I seem to have lost a slew of postings on names of houses and rooms in England and the US today as well as some guesses about how wealthy, middling and poorer people lived in southern England in the 19th century. I can but find one of my response to Dagny Wilson:

To Trollope-l

August 5, 1999

Re: OT: Bathrooms

I am no expert on 'bathrooms'. However, it is true that before the advent of water-closets in the 1920s or so, wealthy people did have rooms with toilets in them in their houses. I still remember a very funny piece I read about Sir Joshua Reynolds wherein it was claimed that he was so devoted to his craft that unlike other people of his station and with his income he had his 'closet' built close to where he painted so he wouldn't lose time going back and forth. Again from vague memories I remember reading of closets in the back part of a tower-like affair in wealthier houses in the Renaissance and earlier. The point was to keep the room far away from the main ones.

Archdeacon Grantly is a very wealthy man -- or at least has access to positions which provide him with a very comfortable income. We are told more than once that his father provided for him very well, and that his wife is diplomatic in hiding from the other parishioners what she pays her cook, her governess, the kinds of splendid feasts that appear on the Grantly table regularly. In this week's chapter, we had a reference to the excellent qualities of the wine at Plumstead Episcopi. I assume, therefore, there was a room in the house with a toilet. Perhaps more than one. So too in the Bishop's palace. Poorer people would of course have what I was taught to call an outhouse in the 1950s on Long Island, New York. (The house my father bought on Long Island first had only an outhouse and you pumped water from a pump just outside the kitchen.)

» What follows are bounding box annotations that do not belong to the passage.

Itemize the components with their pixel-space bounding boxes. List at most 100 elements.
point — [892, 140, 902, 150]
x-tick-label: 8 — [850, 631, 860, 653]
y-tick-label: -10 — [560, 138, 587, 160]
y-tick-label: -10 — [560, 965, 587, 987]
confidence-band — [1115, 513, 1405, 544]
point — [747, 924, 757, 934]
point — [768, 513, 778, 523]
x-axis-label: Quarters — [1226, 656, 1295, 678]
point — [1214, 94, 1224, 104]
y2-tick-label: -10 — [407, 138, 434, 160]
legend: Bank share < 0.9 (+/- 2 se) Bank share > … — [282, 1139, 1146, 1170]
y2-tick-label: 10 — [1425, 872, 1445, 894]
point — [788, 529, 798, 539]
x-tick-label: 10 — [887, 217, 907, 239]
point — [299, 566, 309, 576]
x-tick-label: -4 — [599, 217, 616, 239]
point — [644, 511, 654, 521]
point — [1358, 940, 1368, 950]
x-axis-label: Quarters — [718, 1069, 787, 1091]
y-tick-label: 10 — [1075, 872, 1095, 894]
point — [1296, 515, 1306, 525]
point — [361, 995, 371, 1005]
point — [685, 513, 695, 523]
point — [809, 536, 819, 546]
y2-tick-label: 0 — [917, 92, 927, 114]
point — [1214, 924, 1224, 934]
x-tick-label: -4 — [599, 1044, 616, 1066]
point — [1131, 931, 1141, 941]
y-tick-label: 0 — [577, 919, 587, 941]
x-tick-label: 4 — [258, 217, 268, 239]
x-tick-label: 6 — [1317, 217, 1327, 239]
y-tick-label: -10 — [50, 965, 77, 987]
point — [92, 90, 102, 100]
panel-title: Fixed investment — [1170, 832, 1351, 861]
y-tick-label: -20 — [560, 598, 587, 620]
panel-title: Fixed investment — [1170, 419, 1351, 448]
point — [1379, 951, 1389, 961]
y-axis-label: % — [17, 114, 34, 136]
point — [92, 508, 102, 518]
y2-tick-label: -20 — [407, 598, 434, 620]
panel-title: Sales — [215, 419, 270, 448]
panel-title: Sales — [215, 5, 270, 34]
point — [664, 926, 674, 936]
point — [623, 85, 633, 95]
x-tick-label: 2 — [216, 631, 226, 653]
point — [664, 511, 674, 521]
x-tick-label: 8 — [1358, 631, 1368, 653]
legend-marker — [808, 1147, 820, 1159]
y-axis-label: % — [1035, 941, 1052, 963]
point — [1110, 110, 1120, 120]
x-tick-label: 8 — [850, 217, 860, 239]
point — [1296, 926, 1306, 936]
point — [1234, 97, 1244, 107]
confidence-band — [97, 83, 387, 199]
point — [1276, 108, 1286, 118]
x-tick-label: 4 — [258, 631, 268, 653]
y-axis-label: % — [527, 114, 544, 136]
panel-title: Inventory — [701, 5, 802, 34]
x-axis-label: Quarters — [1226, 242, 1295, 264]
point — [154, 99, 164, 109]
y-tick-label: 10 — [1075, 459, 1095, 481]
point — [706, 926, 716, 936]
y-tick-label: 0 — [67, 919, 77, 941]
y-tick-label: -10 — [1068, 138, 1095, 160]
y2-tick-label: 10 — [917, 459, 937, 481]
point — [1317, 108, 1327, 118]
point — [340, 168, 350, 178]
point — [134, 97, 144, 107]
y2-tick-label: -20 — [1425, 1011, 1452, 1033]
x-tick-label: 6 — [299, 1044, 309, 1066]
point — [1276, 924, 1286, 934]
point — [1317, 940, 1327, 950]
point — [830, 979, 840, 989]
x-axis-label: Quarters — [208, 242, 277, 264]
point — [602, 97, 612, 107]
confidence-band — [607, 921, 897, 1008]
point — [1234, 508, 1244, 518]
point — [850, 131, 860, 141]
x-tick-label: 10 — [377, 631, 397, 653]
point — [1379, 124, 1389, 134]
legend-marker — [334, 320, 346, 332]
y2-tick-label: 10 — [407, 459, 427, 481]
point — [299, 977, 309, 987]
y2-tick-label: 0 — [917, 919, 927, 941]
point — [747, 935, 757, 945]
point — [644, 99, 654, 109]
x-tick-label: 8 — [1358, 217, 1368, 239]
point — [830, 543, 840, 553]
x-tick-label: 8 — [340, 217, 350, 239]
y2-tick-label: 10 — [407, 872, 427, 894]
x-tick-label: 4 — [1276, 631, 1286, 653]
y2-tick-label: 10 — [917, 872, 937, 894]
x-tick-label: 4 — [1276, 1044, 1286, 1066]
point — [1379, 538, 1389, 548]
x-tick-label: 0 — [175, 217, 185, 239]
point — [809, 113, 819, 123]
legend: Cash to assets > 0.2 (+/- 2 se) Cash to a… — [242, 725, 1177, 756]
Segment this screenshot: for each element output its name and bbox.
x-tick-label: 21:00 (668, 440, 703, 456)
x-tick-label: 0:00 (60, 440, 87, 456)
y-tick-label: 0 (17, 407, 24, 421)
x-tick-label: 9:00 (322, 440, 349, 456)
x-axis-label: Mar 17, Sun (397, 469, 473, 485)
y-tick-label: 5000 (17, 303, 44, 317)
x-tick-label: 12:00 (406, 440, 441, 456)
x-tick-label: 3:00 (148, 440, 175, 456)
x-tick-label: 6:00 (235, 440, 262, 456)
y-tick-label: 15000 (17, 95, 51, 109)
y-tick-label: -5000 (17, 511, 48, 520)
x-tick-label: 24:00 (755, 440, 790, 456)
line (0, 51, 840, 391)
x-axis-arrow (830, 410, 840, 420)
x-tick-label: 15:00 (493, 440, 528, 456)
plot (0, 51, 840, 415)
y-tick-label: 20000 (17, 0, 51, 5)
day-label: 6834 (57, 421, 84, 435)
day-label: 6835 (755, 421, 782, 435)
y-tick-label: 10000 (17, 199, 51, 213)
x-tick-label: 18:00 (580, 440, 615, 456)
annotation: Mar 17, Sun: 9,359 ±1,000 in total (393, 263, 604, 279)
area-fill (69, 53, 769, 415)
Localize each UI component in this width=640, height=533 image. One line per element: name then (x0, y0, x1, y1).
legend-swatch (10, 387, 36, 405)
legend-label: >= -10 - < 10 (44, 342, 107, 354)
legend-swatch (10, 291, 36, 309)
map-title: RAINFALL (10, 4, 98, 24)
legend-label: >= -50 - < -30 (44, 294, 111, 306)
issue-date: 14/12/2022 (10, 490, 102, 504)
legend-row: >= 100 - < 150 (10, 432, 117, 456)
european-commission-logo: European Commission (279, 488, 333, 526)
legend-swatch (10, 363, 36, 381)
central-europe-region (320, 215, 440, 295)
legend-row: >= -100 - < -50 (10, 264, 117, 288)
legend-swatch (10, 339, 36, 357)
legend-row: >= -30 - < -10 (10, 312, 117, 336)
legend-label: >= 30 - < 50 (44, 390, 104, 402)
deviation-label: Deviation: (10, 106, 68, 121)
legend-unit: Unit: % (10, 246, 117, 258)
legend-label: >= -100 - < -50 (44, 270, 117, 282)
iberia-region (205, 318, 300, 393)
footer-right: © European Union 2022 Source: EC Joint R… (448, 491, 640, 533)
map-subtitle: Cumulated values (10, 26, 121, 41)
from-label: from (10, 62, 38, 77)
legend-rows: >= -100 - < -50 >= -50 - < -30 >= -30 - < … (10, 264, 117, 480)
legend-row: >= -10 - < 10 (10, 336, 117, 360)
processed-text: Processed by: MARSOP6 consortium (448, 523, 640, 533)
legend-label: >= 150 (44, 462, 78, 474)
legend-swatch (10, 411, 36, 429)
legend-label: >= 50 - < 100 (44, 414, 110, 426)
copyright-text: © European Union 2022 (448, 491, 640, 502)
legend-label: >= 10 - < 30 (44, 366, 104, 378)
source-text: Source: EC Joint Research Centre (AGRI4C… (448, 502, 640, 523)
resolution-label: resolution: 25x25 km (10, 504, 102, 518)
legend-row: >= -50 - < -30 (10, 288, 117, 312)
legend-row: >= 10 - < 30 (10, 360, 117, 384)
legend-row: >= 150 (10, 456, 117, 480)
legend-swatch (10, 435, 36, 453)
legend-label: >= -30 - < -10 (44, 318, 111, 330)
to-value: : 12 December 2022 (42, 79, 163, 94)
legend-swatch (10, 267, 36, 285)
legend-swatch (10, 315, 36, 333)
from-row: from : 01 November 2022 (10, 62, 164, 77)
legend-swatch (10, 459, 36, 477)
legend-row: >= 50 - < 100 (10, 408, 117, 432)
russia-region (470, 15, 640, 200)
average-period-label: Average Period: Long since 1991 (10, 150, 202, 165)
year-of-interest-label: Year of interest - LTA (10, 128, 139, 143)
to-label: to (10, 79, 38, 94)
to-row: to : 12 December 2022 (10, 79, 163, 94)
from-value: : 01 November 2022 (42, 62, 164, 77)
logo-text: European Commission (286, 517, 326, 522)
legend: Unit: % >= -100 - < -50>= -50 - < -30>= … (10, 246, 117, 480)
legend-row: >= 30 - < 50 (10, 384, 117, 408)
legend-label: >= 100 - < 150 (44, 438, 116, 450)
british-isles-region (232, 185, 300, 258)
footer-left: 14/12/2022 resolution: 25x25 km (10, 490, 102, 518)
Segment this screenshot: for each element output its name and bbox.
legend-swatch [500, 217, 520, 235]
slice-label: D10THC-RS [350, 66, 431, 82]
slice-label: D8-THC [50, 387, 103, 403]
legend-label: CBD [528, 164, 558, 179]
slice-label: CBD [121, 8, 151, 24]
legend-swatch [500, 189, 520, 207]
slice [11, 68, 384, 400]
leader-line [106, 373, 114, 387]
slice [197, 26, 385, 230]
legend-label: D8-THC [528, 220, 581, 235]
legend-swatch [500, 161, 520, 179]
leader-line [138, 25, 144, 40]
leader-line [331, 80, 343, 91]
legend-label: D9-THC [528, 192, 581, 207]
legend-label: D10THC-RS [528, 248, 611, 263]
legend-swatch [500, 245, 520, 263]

When I lived in England with my in-laws, it was in a house where all three bedrooms were on the second floor. None of them had heat of any kind. The house itself was unheated. Under each of the beds was a chamberpot. At the back of the kitchen until my husband was around 13 there was a small room with one toilet in it. Period. If anyone in the family wanted to take a bath, they used a large basin in the kitchen, poured heated water in it and went ahead. When he was around 13, his grandmother died, and left my mother-in-law enough money to be eligible for a program set up by some branch of Government in which this branch of Government would provide 50% of the money it would cost to build a bathroom (with sink, bathtub and toilet) if the individual could put up the other half.

So my guess is Dagny is partly right. A vast majority of the population in England -- and other countries in Europe -- did not have bathrooms in their houses. Only those who lived in the Big House as masters and mistresses and children or servants had access to these. However, most novels focus on the wealthier groups of people in society or the big houses in which they and the lower orders congregated and so 'earth-closets' are there, just not spoken of.